Dans la dernière interview du thème trimestriel de pv magazine « UP-initiative, circular manufacturing », pv magazine s’est entretenu avec David Pelletier et Luc Federzoni du Commissariat à l’énergie atomique et aux énergies alternatives (CEA), organisme public de recherche français. David Pelletier est chef de projet au sein de l’organisation CEA-INES, comprenant l’Institut National de l’Énergie Solaire, et Luc Federzoni est en charge des programmes stratégiques du CEA.
Les deux professionnels ont discuté du projet soutenu par l’UE intitulé « Mise en œuvre d’une économie circulaire basée sur le recyclage, la réutilisation et la récupération de l’indium, du silicium et de l’argent pour les applications photovoltaïques et autres » (Cabriss en abrégé) qui s’est déroulé de 2015 à 2018 avec l’assistance de l’organisme de recherche européen Horizon 2020. L’interview complète l’article « Making solar sizzle » paru dans l’édition de juillet de pv magazine.
pv magazine : Qu’est-ce que le projet Cabriss et comment a-t-il vu le jour ?
David Pelletier et Luc Federzoni : Cabriss est l’acronyme de « Implementation of a CirculAr economy Based on Recycled, reused and recovered Indium, Silicon and Silver materials for photovoltaic and other applications ». Il a été financé par la Commission européenne dans le cadre du projet Horizon 2020 et dispose d’un budget global de 9,3 millions d’euros.
L’objectif était de développer une économie circulaire au sein de l’industrie photovoltaïque, particulièrement axée sur la fabrication de déchets et les modules en fin de vie. Il complète le projet Circusol, un autre programme financé par Horizon 2020, dont l’objectif est de formaliser les chaînes de valeur de la réutilisation, de la réparation et du reconditionnement dans l’industrie photovoltaïque. Il développe et démontre les potentiels de recyclage et de récupération ainsi que les business modèles de systèmes produits-services (product-service system, PSS) pour le secteur de l’énergie solaire.
Cabriss a démarré en 2015. Qu’a-t-on appris ?
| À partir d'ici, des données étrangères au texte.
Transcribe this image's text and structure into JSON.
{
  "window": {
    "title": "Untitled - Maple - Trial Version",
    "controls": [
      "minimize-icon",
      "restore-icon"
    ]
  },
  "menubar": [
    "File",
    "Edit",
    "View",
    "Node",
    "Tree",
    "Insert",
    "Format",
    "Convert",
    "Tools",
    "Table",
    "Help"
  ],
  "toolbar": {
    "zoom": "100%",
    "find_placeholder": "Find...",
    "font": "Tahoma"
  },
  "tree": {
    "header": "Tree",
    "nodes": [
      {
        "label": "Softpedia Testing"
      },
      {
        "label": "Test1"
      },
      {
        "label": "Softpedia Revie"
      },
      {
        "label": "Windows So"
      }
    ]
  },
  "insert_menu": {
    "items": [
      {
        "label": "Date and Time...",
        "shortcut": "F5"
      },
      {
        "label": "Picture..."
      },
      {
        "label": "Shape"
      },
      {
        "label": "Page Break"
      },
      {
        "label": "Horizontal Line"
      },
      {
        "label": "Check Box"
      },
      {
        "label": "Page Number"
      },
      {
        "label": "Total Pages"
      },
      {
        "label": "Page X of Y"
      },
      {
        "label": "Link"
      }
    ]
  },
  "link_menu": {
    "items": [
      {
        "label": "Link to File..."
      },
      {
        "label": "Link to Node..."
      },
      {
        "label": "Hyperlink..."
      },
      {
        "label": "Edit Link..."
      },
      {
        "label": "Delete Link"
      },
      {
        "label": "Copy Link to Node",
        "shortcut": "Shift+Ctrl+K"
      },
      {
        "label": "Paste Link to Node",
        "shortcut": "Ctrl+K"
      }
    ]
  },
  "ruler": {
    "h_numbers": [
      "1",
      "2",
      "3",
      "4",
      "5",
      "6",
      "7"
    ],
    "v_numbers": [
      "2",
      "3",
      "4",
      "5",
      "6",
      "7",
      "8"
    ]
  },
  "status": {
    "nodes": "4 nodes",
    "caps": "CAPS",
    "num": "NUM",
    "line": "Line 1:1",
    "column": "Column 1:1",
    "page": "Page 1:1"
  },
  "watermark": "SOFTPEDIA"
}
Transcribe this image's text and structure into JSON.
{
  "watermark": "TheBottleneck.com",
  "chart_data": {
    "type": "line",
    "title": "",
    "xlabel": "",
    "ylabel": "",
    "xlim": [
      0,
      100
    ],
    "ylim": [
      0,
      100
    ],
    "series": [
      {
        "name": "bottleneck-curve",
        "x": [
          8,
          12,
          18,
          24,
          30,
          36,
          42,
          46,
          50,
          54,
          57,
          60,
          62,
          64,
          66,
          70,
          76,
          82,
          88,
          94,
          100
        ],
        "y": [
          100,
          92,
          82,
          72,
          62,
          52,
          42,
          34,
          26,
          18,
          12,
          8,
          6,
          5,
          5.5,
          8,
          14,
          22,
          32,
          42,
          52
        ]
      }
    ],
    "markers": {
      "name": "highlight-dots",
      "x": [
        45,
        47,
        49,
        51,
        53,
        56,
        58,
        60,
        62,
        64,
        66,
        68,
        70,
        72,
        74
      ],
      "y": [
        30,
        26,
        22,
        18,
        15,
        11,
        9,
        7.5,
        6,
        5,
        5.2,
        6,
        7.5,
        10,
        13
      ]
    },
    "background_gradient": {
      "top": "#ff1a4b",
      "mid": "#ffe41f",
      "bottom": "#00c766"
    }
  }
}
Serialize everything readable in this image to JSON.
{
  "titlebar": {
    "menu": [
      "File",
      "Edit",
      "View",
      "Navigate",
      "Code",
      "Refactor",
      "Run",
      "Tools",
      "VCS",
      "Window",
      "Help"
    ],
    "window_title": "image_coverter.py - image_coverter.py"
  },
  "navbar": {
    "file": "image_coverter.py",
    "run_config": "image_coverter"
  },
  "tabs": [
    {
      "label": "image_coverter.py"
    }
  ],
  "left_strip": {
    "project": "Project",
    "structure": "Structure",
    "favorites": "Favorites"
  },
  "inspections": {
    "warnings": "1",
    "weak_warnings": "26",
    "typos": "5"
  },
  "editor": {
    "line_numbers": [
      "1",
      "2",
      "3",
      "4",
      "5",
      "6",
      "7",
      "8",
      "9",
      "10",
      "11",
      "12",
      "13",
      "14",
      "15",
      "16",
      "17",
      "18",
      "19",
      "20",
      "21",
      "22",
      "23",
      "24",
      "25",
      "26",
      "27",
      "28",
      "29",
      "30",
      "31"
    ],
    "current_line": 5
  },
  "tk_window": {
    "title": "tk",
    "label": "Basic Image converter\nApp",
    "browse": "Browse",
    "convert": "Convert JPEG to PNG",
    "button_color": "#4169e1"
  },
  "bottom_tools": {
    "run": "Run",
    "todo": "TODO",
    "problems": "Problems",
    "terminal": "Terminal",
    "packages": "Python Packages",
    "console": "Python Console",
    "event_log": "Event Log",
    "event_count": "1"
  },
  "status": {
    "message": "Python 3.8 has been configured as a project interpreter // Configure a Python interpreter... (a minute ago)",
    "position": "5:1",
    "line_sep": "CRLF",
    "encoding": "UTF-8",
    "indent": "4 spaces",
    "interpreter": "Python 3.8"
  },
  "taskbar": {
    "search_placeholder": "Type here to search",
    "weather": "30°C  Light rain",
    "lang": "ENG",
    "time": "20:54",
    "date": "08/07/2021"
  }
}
Nous avons développé les technologies nécessaires pour séparer, purifier et recycler les déchets photovoltaïques provenant de la fabrication et des modules en fin de vie. Un accent particulier a été mis sur la délamination des modules en fin de vie, afin de minimiser la contamination croisée entre les matériaux des panneaux. Et aussi pour augmenter la valeur technique et économique de ces matériaux récupérés pour des applications de réutilisation.
Nous avons démontré que plus de 95 % des matériaux comme le silicium (Si), l’aluminium, l’argent, l’indium et l’EVA [éthylène-acétate de vinyle] des modules à base de silicium et à couche mince peuvent être récupérés. Ainsi, d’un point de vue technique, les principaux obstacles ont été surmontés. Néanmoins, il est difficile de trouver des business modèles pertinents, car les volumes de recyclage sont encore faibles. Cependant, ils sont en augmentation et deviendront intéressants à partir de 2025-2030.
Les films EVA ont généralement été la partie la plus difficile du recyclage des modules en raison des colles qu’elle contient. Comment avez-vous surmonté cette difficulté ?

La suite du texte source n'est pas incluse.